Quality of life and needs of hospitalized schizophrenic patients in the Czech Republic.


OBJECTIVES: The main aim of the study was to investigate the quality of life and the medicinal and social needs of patients hospitalized with schizophrenia in the Czech Republic to uncover potential issues in these areas.

METHODS: Relevant self-evaluating questionnaires (SQUALA for quality of life; CANSAS for medicinal and social needs) were used in a cohort of hospitalized schizophrenic patients undergoing rehabilitation before discharge from the mental hospital.

RESULTS: Two hundred and forty-four patients (women N=115) aged 18-58 years were involved in the study. The quality of life of hospitalized patients with schizophrenia was subjectively assessed as universally worse in comparison with the general Czech population (p<0.05 in most cases; two-sample Student's t-test), but patients were not wholly critical of their own health status and overestimated its quality (arithmetic mean 63.79 in the patients vs the range of 45.5-59.8 as the norm in the general Czech population). Intimate relations, financial matters, treatment of psychotic symptoms, and sexual life were among the most pressing medicinal and social needs in our study subjects.

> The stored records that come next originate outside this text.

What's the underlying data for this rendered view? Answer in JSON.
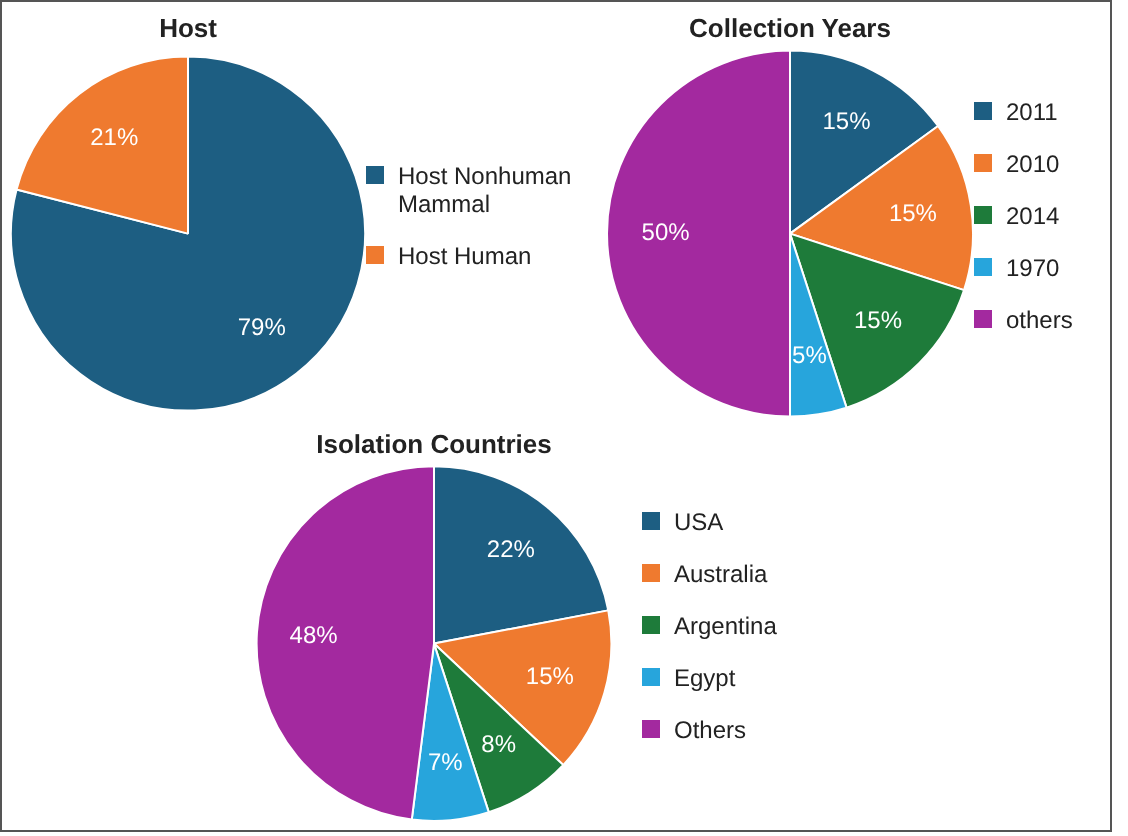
{
  "chart_data": [
    {
      "type": "pie",
      "title": "Host",
      "categories": [
        "Host Nonhuman Mammal",
        "Host Human"
      ],
      "values": [
        79,
        21
      ],
      "colors": [
        "#1d5e82",
        "#ef7a2f"
      ],
      "value_labels": [
        "79%",
        "21%"
      ],
      "legend": "right"
    },
    {
      "type": "pie",
      "title": "Collection Years",
      "categories": [
        "2011",
        "2010",
        "2014",
        "1970",
        "others"
      ],
      "values": [
        15,
        15,
        15,
        5,
        50
      ],
      "colors": [
        "#1d5e82",
        "#ef7a2f",
        "#1e7b3a",
        "#27a5dc",
        "#a3299f"
      ],
      "value_labels": [
        "15%",
        "15%",
        "15%",
        "5%",
        "50%"
      ],
      "legend": "right"
    },
    {
      "type": "pie",
      "title": "Isolation Countries",
      "categories": [
        "USA",
        "Australia",
        "Argentina",
        "Egypt",
        "Others"
      ],
      "values": [
        22,
        15,
        8,
        7,
        48
      ],
      "colors": [
        "#1d5e82",
        "#ef7a2f",
        "#1e7b3a",
        "#27a5dc",
        "#a3299f"
      ],
      "value_labels": [
        "22%",
        "15%",
        "8%",
        "7%",
        "48%"
      ],
      "legend": "right"
    }
  ]
}
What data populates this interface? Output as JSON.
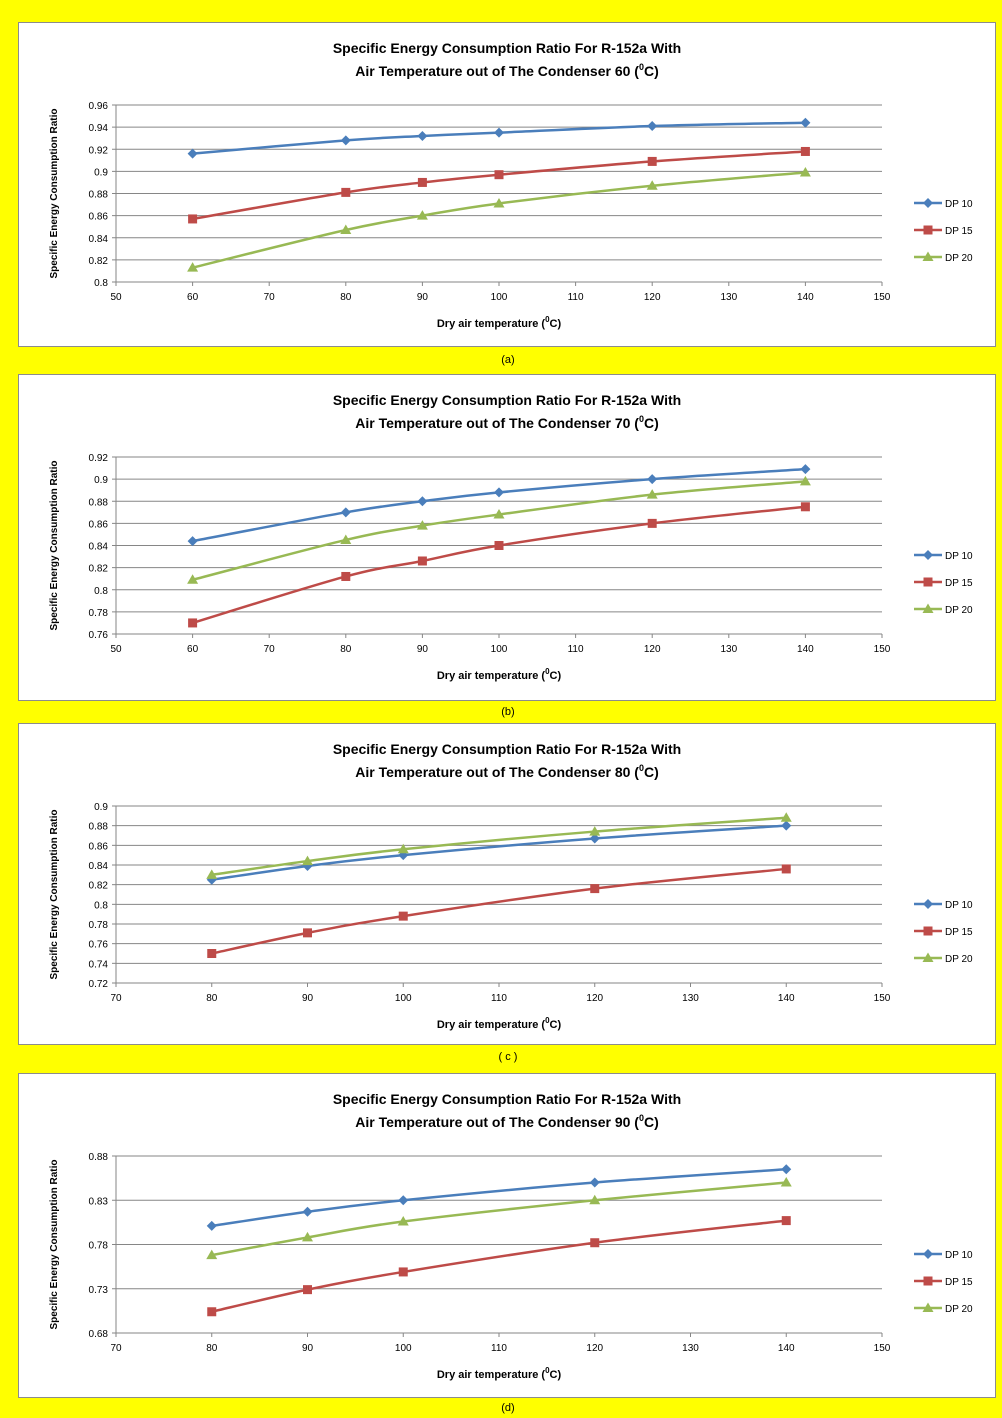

CONCLUSION: The results of our study should stimulate psychiatric nurses in their effort not only to detect but also address the problems of schizophrenic patients concerning quality of life and unfulfilled needs. This can be done via education, guidance towards a healthy lifestyle, or providing patients with adequate exercise. Overall this issue is of significant importance in the Czech Republic due to the fact that legislative reform of mental health care emphasizing community care and psychiatric nursing has just been implemented.